Baidu failed to build a system similar to Android

To put it abstractly, all the problems faced by Baidu have also been encountered by Google.

Google has also competed with private content pools in the mobile Internet era and clashed with e-commerce sites. But the reason why Google can overcome all the difficulties is that it created Android.

Before the birth of the mobile Internet and recommendation algorithms, it was almost impossible for people to bypass search engines to use the Internet.

Because although URL exists, it is difficult for most users to remember those URL. People habitually open Google, to search for what they want, and then start reading destination websites or web pages. Therefore, the search engine was the gate to the Internet at that time.

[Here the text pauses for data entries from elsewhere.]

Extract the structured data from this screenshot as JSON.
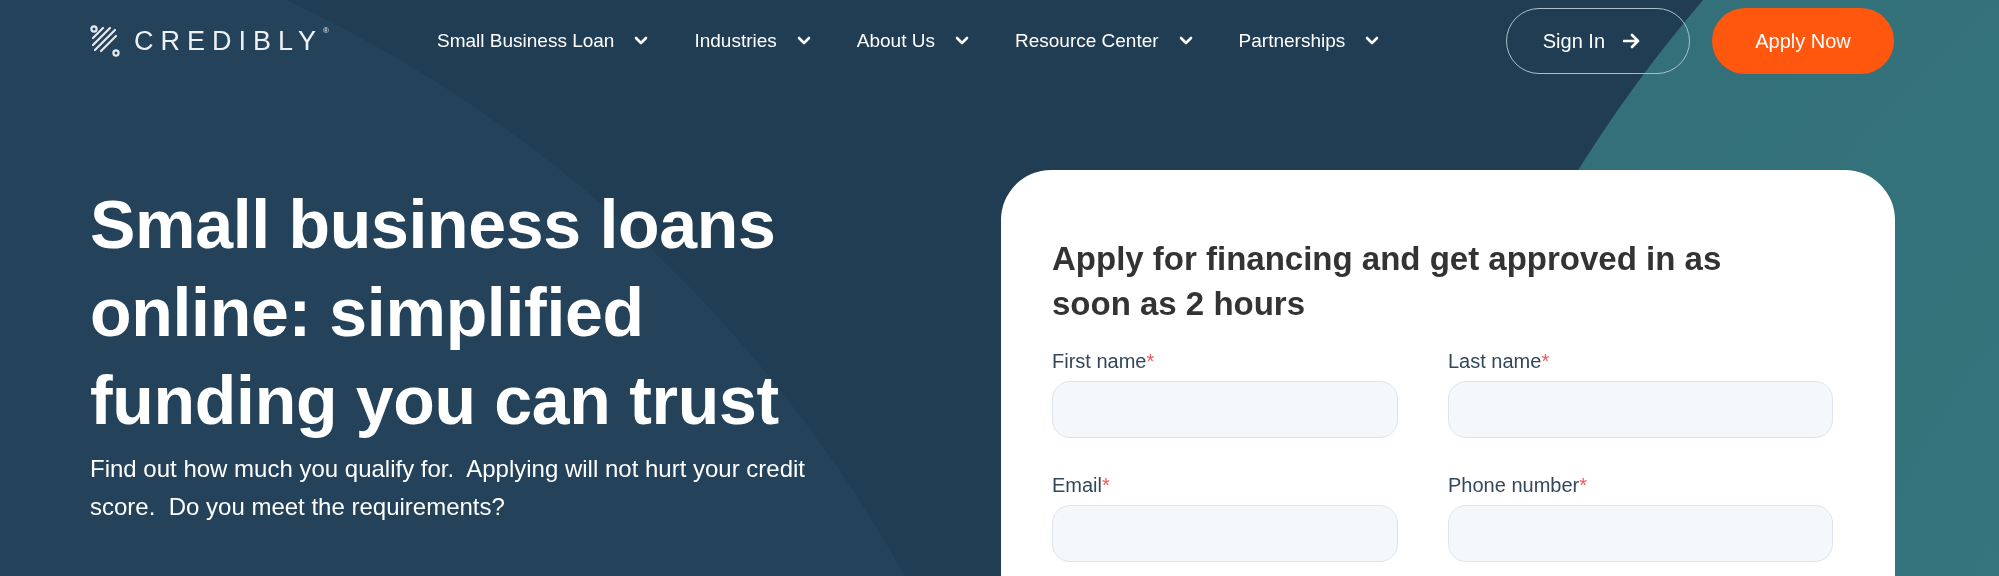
{
  "header": {
    "logo_text": "CREDIBLY",
    "logo_mark": "®",
    "nav": [
      {
        "label": "Small Business Loan"
      },
      {
        "label": "Industries"
      },
      {
        "label": "About Us"
      },
      {
        "label": "Resource Center"
      },
      {
        "label": "Partnerships"
      }
    ],
    "sign_in": "Sign In",
    "apply": "Apply Now"
  },
  "hero": {
    "heading": "Small business loans online: simplified funding you can trust",
    "text": "Find out how much you qualify for.  Applying will not hurt your credit score.  Do you meet the requirements?"
  },
  "form": {
    "title": "Apply for financing and get approved in as soon as 2 hours",
    "fields": [
      {
        "label": "First name",
        "required_mark": "*"
      },
      {
        "label": "Last name",
        "required_mark": "*"
      },
      {
        "label": "Email",
        "required_mark": "*"
      },
      {
        "label": "Phone number",
        "required_mark": "*"
      }
    ]
  }
}
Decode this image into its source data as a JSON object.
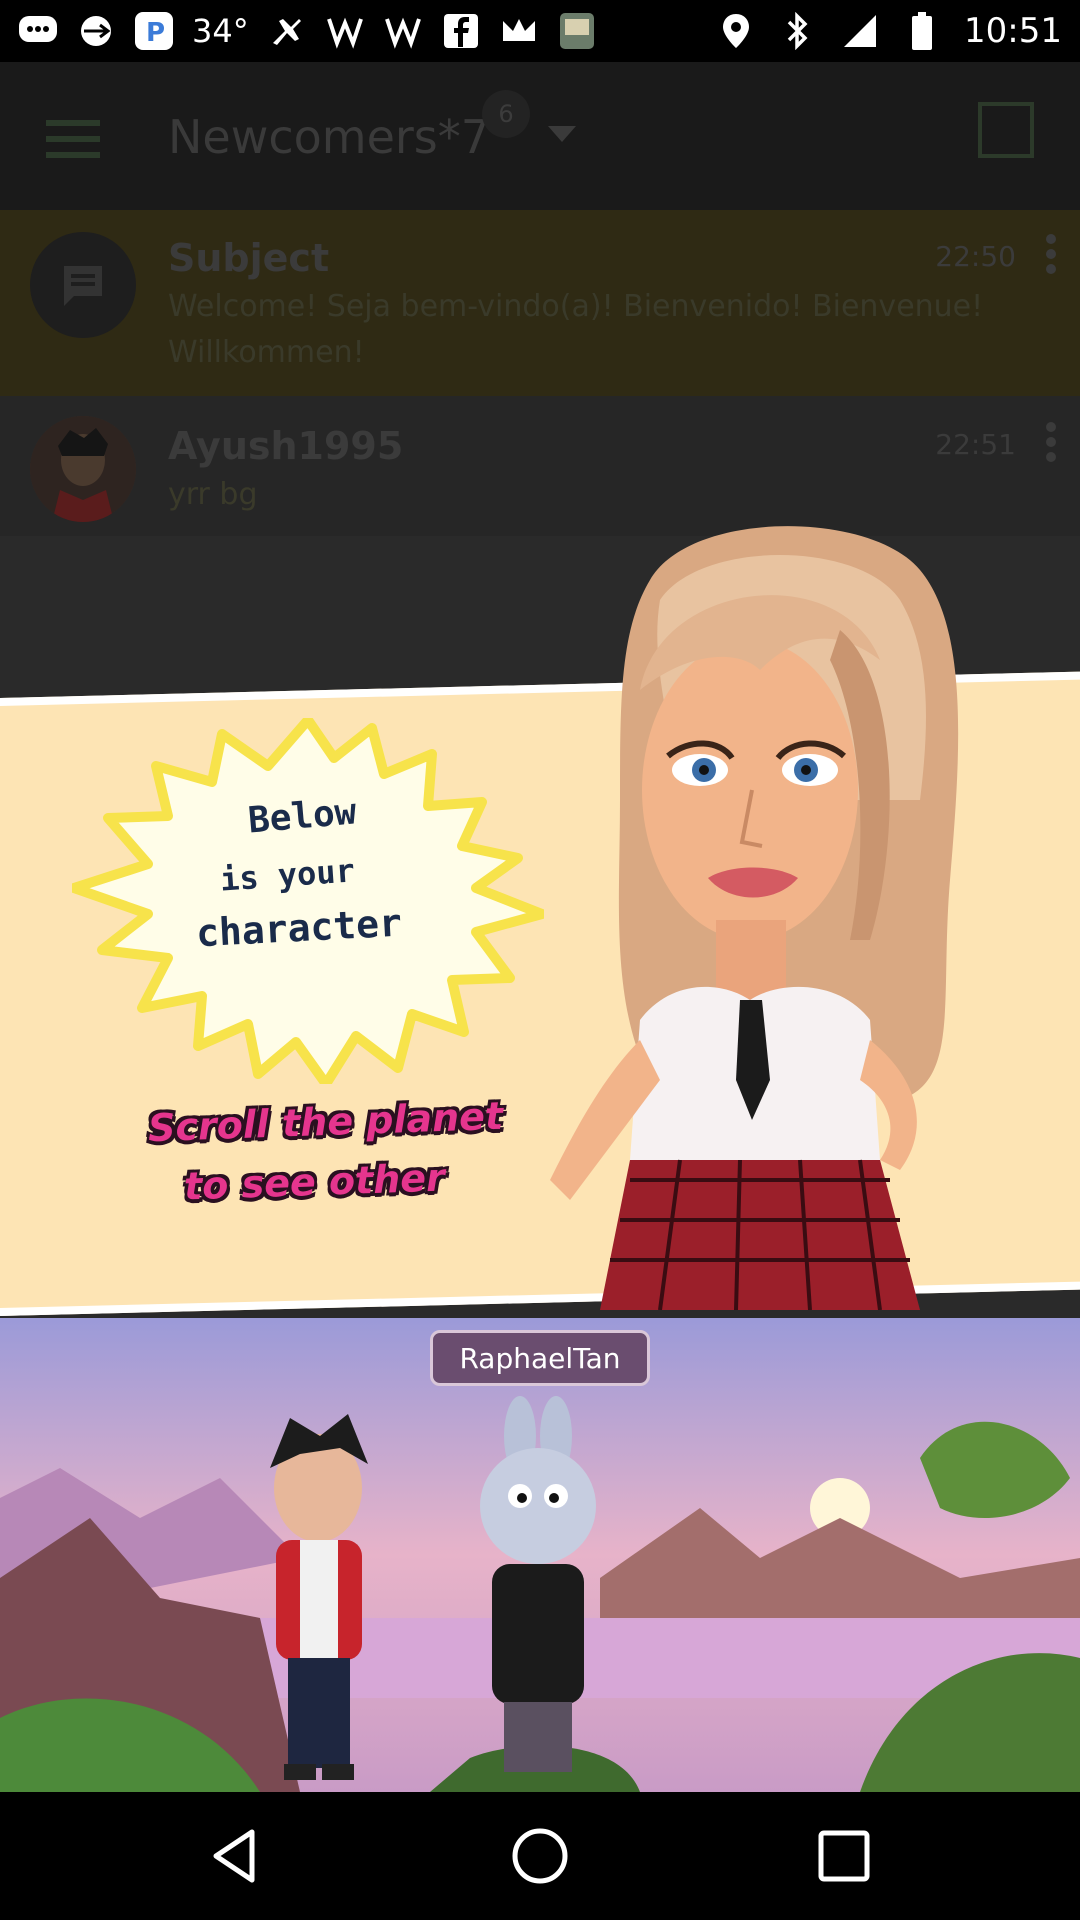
{
  "status_bar": {
    "temperature": "34°",
    "time": "10:51",
    "icons": [
      "chat-bubble-icon",
      "usb-icon",
      "p-app-icon",
      "plane-icon",
      "wifi-like-icon",
      "wifi-like-icon",
      "facebook-icon",
      "crown-icon",
      "bible-icon",
      "location-icon",
      "bluetooth-icon",
      "signal-icon",
      "battery-icon"
    ]
  },
  "app_bar": {
    "title": "Newcomers*7",
    "badge_count": "6"
  },
  "messages": [
    {
      "name": "Subject",
      "body": "Welcome! Seja bem-vindo(a)! Bienvenido! Bienvenue! Willkommen!",
      "time": "22:50"
    },
    {
      "name": "Ayush1995",
      "body": "yrr bg",
      "time": "22:51"
    }
  ],
  "tutorial": {
    "line1": "Below",
    "line2": "is your",
    "line3": "character",
    "hint1": "Scroll the planet",
    "hint2": "to see other"
  },
  "scene": {
    "character_name": "RaphaelTan"
  },
  "colors": {
    "panel": "#fde4b4",
    "hint_pink": "#e5358e",
    "name_pill": "#6a4d6f"
  }
}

But as mentioned earlier, the gate can now be bypassed. The Internet has now changed from a whole amusement park with one gate to several theme parks with multiple ticket windows. Instead of entering the Internet through the “gate” of search engines, users go straight to an App, and see what interesting information it sends to them.

Google seems to have realized this a long time ago, and it has built a new gate: Android.

By 2020, users around the world almost only use iOS and Android to access the mobile Internet. This means that, to some extent, Google still controls half the door to the Internet portal, where it has the right to collect tolls or add ads.

But Baidu’s attempt, like other Chinese internet companies, has failed.

Baidu’s own operating system was originally designed for smartphones. But with Android and iOS becoming monopolies in China, Baidu’s operating system has become its own operating system for Internet of things devices, appearing only in devices such as smart speakers, smart washing machines and projectors.

Although many Internet companies in China have launched smart speakers, Baidu has achieved success in this area through low prices and special optimization for older users.

Baidu’s smart speaker has done so well in the Chinese market that it can almost be called the Chinese version of Amazon Echo. But we all know that smart speakers are not a particularly profitable business. At least it doesn’t make as much money as search engines and mobile operating systems.

None of Baidu’s products have successfully become the ticket gate of the new theme park-the mobile Internet, which is the reason why it has gradually failed to become “the Chinese version of Google”.


Objectively speaking, apart from the tragedies it has indirectly caused in medical advertising, Baidu is not a bad company.

As an Internet company, it is a leader in many aspects of artificial intelligence. But this technological lead is not enough to make up for its revenue after the decline of search engines. This makes the gap between it and its former competitors, Alibaba and Tencent, too wide to bridge.

Baidu’s full-year revenue in 2019 is still as high as 107.4 billion yuan (about $16.164 billion), which means it still has enough cash to support a large-scale transformation and corporate reform. Maybe one day, Baidu will return to the poker table. This may be due to the success of a brand new business, or because China’s antitrust censorship has effectively hit Baidu’s competitors.

But there is another possibility that it has never been able to find a business to replace search engines and gradually disappear into mainstream companies, like Yahoo.